Maladie aiguë et grave provoquée par le virus du même nom, la fièvre Ebola pourrait, des années après l’infection, réapparaître et provoquer le décès. Et ce, même si le patient a suivi un traitement par anticorps monoclonaux.
Voici ce qu’on découvert des chercheurs de l'U.S. Army Medical Research Institute of Infectious Disease en menant des expériences auprès de primates non humains. Selon eux, certaines épidémies récentes d’Ebola en Afrique ont été liées à une infection persistante chez des patients qui avaient survécu à des épidémies antérieures. Ce serait notamment le cas de l’épidémie qui a sévi en 2021 en Guinée, et qui serait réapparue chez une survivante infectée de manière persistante cinq ans auparavant. Les résultats de leurs conclusions viennent d’être publiés dans Science Translational Medicine.
Une persistance du virus dans le système ventriculaire du cerveau
Jusqu’à présent, la "cachette" exacte du virus Ebola persistant et la récurrence de la maladie chez les survivants restaient inconnues. Le Pr Xiankun (Kevin) Zeng et son équipe ont donc cherché à éclairer ces zones d’ombre.

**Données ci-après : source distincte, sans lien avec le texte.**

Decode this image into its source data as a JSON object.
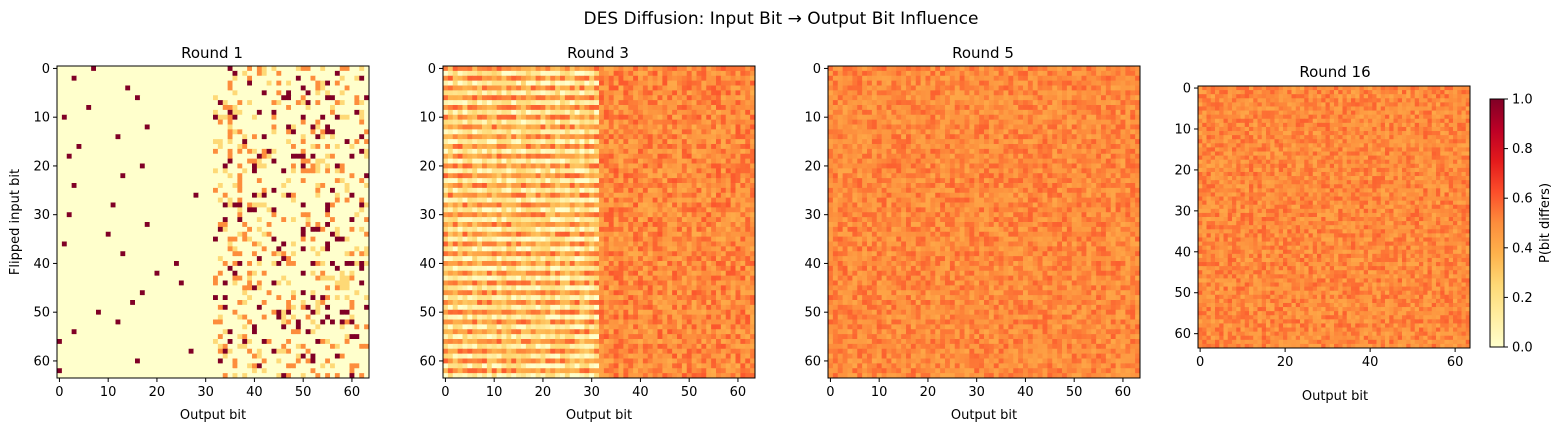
{
  "figure": {
    "title": "DES Diffusion: Input Bit → Output Bit Influence"
  },
  "chart_data": [
    {
      "type": "heatmap",
      "title": "Round 1",
      "xlabel": "Output bit",
      "ylabel": "Flipped input bit",
      "xlim": [
        0,
        63
      ],
      "ylim": [
        0,
        63
      ],
      "x_ticks": [
        "0",
        "10",
        "20",
        "30",
        "40",
        "50",
        "60"
      ],
      "y_ticks": [
        "0",
        "10",
        "20",
        "30",
        "40",
        "50",
        "60"
      ],
      "pattern": "Left half (output bits 0-31) mostly 0.0 with a single 1.0 cell per input row; right half (bits 32-63) sparse cells between 0.25 and 1.0"
    },
    {
      "type": "heatmap",
      "title": "Round 3",
      "xlabel": "Output bit",
      "ylabel": "",
      "xlim": [
        0,
        63
      ],
      "ylim": [
        0,
        63
      ],
      "x_ticks": [
        "0",
        "10",
        "20",
        "30",
        "40",
        "50",
        "60"
      ],
      "y_ticks": [
        "0",
        "10",
        "20",
        "30",
        "40",
        "50",
        "60"
      ],
      "pattern": "Horizontal striping in left half with values 0.0-0.6; right half mostly 0.4-0.6"
    },
    {
      "type": "heatmap",
      "title": "Round 5",
      "xlabel": "Output bit",
      "ylabel": "",
      "xlim": [
        0,
        63
      ],
      "ylim": [
        0,
        63
      ],
      "x_ticks": [
        "0",
        "10",
        "20",
        "30",
        "40",
        "50",
        "60"
      ],
      "y_ticks": [
        "0",
        "10",
        "20",
        "30",
        "40",
        "50",
        "60"
      ],
      "pattern": "Uniform values around 0.5 (0.4-0.6)"
    },
    {
      "type": "heatmap",
      "title": "Round 16",
      "xlabel": "Output bit",
      "ylabel": "",
      "xlim": [
        0,
        63
      ],
      "ylim": [
        0,
        63
      ],
      "x_ticks": [
        "0",
        "20",
        "40",
        "60"
      ],
      "y_ticks": [
        "0",
        "10",
        "20",
        "30",
        "40",
        "50",
        "60"
      ],
      "pattern": "Uniform values around 0.5 (0.4-0.6)"
    }
  ],
  "colorbar": {
    "label": "P(bit differs)",
    "range": [
      0.0,
      1.0
    ],
    "ticks": [
      "0.0",
      "0.2",
      "0.4",
      "0.6",
      "0.8",
      "1.0"
    ],
    "colormap": "YlOrRd",
    "colors": [
      "#ffffcc",
      "#ffeda0",
      "#fed976",
      "#feb24c",
      "#fd8d3c",
      "#fc4e2a",
      "#e31a1c",
      "#bd0026",
      "#800026"
    ]
  }
}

"Nous avons constaté qu'environ 20 % des singes qui ont survécu à une exposition mortelle au virus Ebola après avoir été traités par des anticorps monoclonaux présentaient encore une infection persistante par le virus Ebola (…) même lorsque le virus Ebola avait été éliminé de tous les autres organes." Selon les chercheurs, le virus se logerait spécifiquement dans le système ventriculaire du cerveau, dans lequel le liquide céphalo-rachidien est produit, circule et est contenu.
Parmi les signes suivis par les scientifiques, deux qui s'étaient initialement remis de la maladie après avoir été traités par des anticorps thérapeutiques ont vu réapparaître des signes cliniques graves d'infection et ont succombé à la maladie. Une inflammation sévère et une infection massive par le virus Ebola étaient présentes dans le système ventriculaire de leur cerveau. Aucune pathologie évidente ni infection virale n'ont été constatées dans les autres organes.
Deux cas connus de résurgence d’Ebola chez des humains
Ce n’est pas la première fois que cette résurgence du virus Ebola chez des survivants est constatée. L’an dernier, une infirmière britannique a connu une récidive dans le cerveau et a développé une méningo-encéphalite neuf mois après s'être remise d’Ebola. Elle avait reçu des anticorps thérapeutiques pendant l'épidémie de 2013-2016 en Afrique de l'Ouest, la plus grande épidémie connue à ce jour depuis la découverte du virus en 1976. En outre, un patient vacciné qui avait été traité par des anticorps thérapeutiques monoclonaux contre la maladie à virus Ebola six mois plus tôt a rechuté et est décédé à la fin de l'épidémie de 2018-2020 en République démocratique du Congo. Malheureusement, ce cas a également entraîné de nombreuses transmissions interhumaines ultérieures.
Un renforcement du suivi à long terme des patients
Au cours des dernières années, l’équipe du Pr Zeng a réalisé des études systématiques sur la persistance du virus Ebola en utilisant les survivants des primates non humains comme modèle. Elle a ainsi pu démontrer que le virus peut aussi se cacher et persister dans des régions spécifiques d'organes immunisés, comme la chambre vitrée des yeux et les tubules séminifères des testicules.
"Le virus Ebola persistant peut se réactiver et provoquer une rechute de la maladie chez les survivants, ce qui pourrait entraîner une nouvelle épidémie", souligne Jun Liu, coauteur principal de l’étude.
"Heureusement, avec ces vaccins et anticorps monoclonaux thérapeutiques approuvés, nous sommes dans une bien meilleure position pour contenir les épidémies", ajoute le Pr Zeng. Ce dernier souhaite cependant un renforcement du suivi à long terme des survivants d’Ebola, même ceux traités par anticorps monoclonaux, afin de prévenir la recrudescence de la maladie.